Александр Янов - Россия и Европа. 1462—1921- том 1 -Европейское столетие России. 1480-1560
Казалось бы, лучшего свидетельства этому, нежели первый номер популярного журнала Родина за 1994 год, и не требуется. Там под рубрикой «Сотворение России. XVI век» обсуждались, между прочим, те самые вопросы, что и в эпохальной дискуссии .1968-1971 гг. в журнале История СССР, подробному описанию которой посвятили мы целую главу. Обсуждали, то есть, превратности русского абсолютизма, и ужасы опричнины, и «деиванизацию» страны после смерти тирана. В обсуждении, наряду с серьезными экспертами из Англии и Америки, приняли участие и такие звезды отечественной историографии, как Сигурд Шмидт и Борис Флоря.
И тем не менее нисколько не напоминало это обсуждение знаменитую дискуссию бо-х. Прежде всего потому, что никакой, собственно, дискуссии и не было. Было множество любопытных, но никак не связанных между собою эскизов, скажем, о роли политического колдовства при московском дворе или о том, как правильно называть российскую державу XVI века. Короче, построена была публикация, скорее, в жанре «отовсюду и обо всём». Штиль, одним словом.1
При всем том внимательного наблюдателя на грани тысячелетий, наученного опытом такого же штиля в начале XX века, не покидает тревожное ощущение, что академическое спокойствие это обманчиво, что точка в Иваниане не поставлена и новые Випперы и Смирновы еще ожидают российскую историографию за очередным неожиданным поворотом в судьбах страны. Возможно, наблюдатель ошибается и третья коронация Ивана Грозного в 1940-е и впрямь окажется последней. Однако...

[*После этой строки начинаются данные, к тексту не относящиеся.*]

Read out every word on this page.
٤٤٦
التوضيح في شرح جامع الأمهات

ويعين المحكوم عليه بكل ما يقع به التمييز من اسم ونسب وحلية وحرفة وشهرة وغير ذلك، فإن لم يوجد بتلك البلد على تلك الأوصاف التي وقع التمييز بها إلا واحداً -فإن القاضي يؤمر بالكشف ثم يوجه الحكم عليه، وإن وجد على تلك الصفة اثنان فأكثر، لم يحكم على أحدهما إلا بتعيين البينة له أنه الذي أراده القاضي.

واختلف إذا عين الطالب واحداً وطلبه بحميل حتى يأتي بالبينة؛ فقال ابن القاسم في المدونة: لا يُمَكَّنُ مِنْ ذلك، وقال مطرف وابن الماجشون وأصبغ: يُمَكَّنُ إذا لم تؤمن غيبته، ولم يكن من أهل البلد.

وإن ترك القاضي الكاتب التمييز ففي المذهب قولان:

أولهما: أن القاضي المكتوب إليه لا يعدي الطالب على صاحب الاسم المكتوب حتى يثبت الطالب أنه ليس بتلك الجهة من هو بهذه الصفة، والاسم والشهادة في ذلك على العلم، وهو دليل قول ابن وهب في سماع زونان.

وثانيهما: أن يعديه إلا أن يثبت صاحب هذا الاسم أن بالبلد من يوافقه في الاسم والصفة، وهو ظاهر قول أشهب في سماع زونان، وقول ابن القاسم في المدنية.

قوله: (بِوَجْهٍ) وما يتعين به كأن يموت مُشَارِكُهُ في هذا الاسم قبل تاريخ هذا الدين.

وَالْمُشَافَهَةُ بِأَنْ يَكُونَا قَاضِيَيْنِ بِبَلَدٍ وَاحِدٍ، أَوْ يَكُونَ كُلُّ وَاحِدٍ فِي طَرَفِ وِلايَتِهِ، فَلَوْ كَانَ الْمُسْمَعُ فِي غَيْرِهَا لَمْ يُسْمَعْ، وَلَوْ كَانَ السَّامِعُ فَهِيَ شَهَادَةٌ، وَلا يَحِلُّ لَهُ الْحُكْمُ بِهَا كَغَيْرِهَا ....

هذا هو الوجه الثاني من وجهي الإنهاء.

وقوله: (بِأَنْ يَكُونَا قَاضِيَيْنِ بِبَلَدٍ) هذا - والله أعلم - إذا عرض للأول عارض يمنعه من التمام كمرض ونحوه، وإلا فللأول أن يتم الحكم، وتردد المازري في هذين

Однако так и не создана до сих пор альтернативная концепция Иванианы, способная объяснить само её происхождение. И столь авторитетный историк, как Р.Г. Скрынников, продолжает из книги в книгу рассуждать об «измене Курбского», и популярный публицист А.А. Проханов по-прежнему предпочитает царя Ивана князю Андрею. И А.Н. Сахаров, отчаянно отрекаясь в томе VIII от опричнины, по-прежнему не объясняет читателю, почему не так уж давно он столь же отчаянно её защищал, сравнивая с «восточной деспотией» в Англии XVI века. И по-прежнему не спешат российские историки выступить публично в защиту как князя Андрея, так и английского абсолютизма. Короче, масса недосказанного остается еще в многовековом споре о Грозном царе.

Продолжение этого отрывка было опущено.